Incassable ne se raconte pas, il ne
s'analyse pas. Personne ne peut en parler au risque de trop
en dire, de dévoiler un détail de l'intrigue
qui gacherait le plaisir des millions de fans du
Sixième
Sens. Tiens ? Le mot est laché
-Sixième
Sens- et la comparaison s'impose.
Night Shyamalan a instauré un genre bien particulier,
beaucoup copié l'année dernière mais
avec moins de maitrise : le thriller fantastique à
rebondissement de dernière minute. Incassable est
construit sur un schéma identique. Une intrigue
claire, captivante, qui tient à faire
réfléchir le spectateur sans le gaver de
virtuosités techniques et de mise en scène
tape à l'oeil. Sans renier le cinéma d'action
(beaucoup d'esbrouffe, gros moyens) qui offre un bon
divertissement mais laisse un souvenir un peu
embrouillé d'explosions et de psychologie fine, les
films de Shyamalan se dévoilent lentement, en nuance.

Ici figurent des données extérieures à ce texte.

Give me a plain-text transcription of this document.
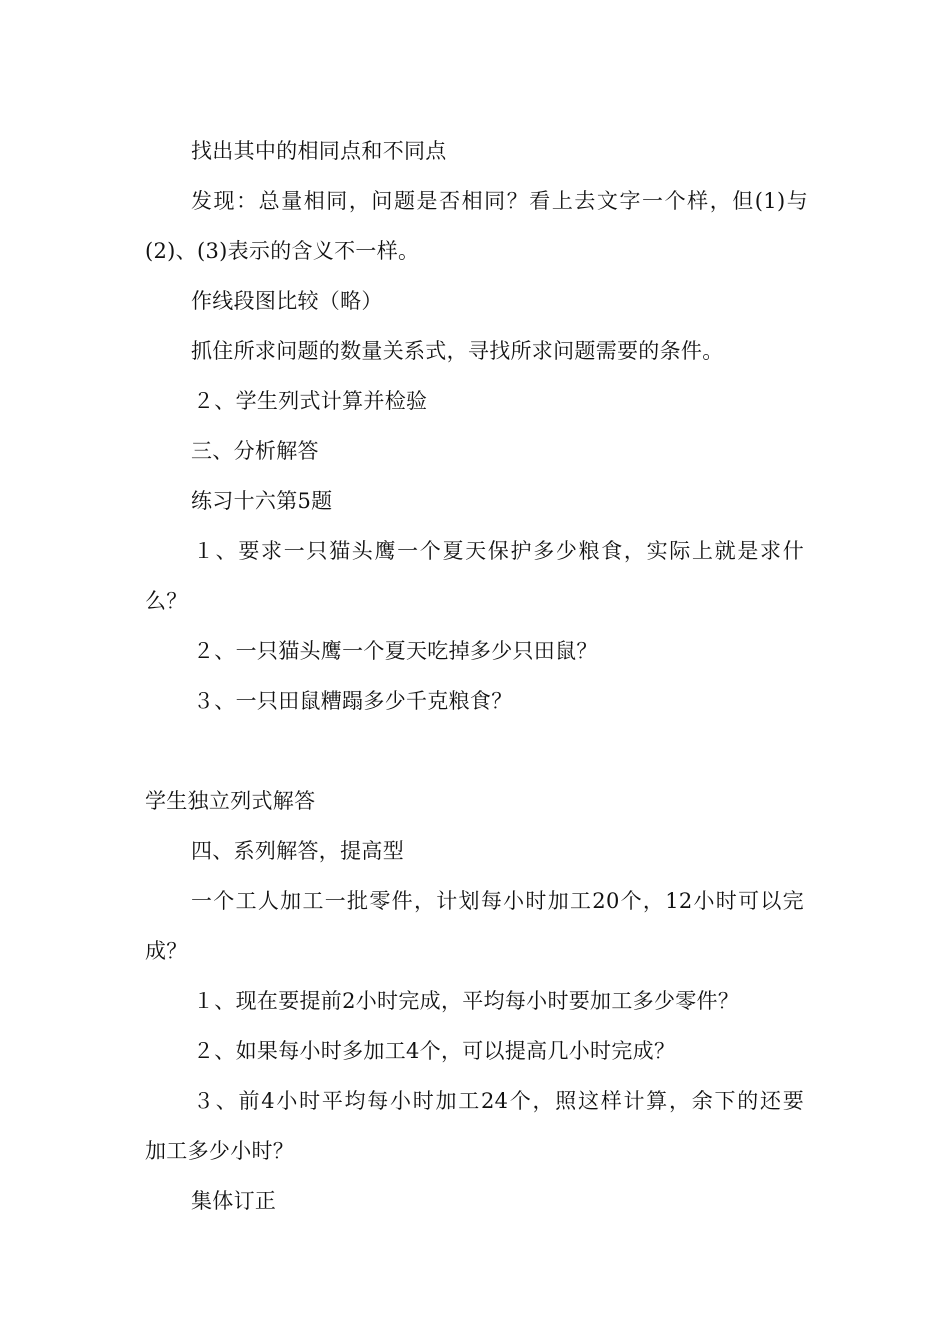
找出其中的相同点和不同点
发现：总量相同，问题是否相同？看上去文字一个样，但(1)与
(2)、(3)表示的含义不一样。
作线段图比较（略）
抓住所求问题的数量关系式，寻找所求问题需要的条件。
２、学生列式计算并检验
三、分析解答
练习十六第5题
１、要求一只猫头鹰一个夏天保护多少粮食，实际上就是求什
么？
２、一只猫头鹰一个夏天吃掉多少只田鼠？
３、一只田鼠糟蹋多少千克粮食？
学生独立列式解答
四、系列解答，提高型
一个工人加工一批零件，计划每小时加工20个，12小时可以完
成？
１、现在要提前2小时完成，平均每小时要加工多少零件？
２、如果每小时多加工4个，可以提高几小时完成？
３、前4小时平均每小时加工24个，照这样计算，余下的还要
加工多少小时？
集体订正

Il plaira autant aux détracteurs qu'aux amoureux du
cinéma dit "américain".
Les défauts mineurs du film
précédents ont disparu. En cherchant à
tout prix à se mettre en retrait et à laisser
le boulot aux acteurs, le réalisateur du Sixième Sens n'avait su éviter quelques longueurs et
une légère faiblesse du scénario qui
s'essoufflait vers la fin de la projection. Ici l'intrigue
est réellement originale, riche en scène
fortes, elle maintient en éveil malgré la
durée (environ deux heures.) La mise en scène
se fait plus énergique et sert les acteurs aux mieux
de leur talent. L'enfant, d'ordinaire insupportable dans les
films de ce genre, trouve le ton juste et constitue un
pendant idéal au talent de plus en plus certain de
Bruce Willis
[photo].
Cet homme est un cas. Il véhicule
depuis quinze ans la même image du mec cool,
chaleureux, le genre de gars qu'on aimerait avoir comme
meilleur ami, et ce quelque soit son rôle. Au
contraire des gros muscles des années 80, il est
tranquillement passé du cinéma d'action pure
(et qu'on aime toujours autant) à des films tels que
Incassable, où il s'efface presque en provoquant
l'adhésion. On ne voit plus le personnage Willis
à l'écran, il a quitté provisoirement
le marcel du sergent McClan pour ce type banal, agent de
sécurité d'un stade. L'idée de l'avoir
choisi lui, le Die Hard, pour incarner ce super héros
de bande dessinée est un trait lumineux. A croire
qu'il est pour de bon invincible, dans la vie comme au
box-office.
Mais l'histoire ? direz-vous. Est-ce un
bon film ? Oui, c'est vraiment un grand moment dans la
mesure où il se diffère des autres, tant par
la forme que le fond. De tous les films qui sortiront cette
année 2001 il figurera parmi les dix plus captivants
et cérébraux. On y savoure autant la
manière dont le scénario se dévoile de
manière très égoïste que le jeu
des acteurs. Le duo Willis/Jackson se retrouve avec plaisir.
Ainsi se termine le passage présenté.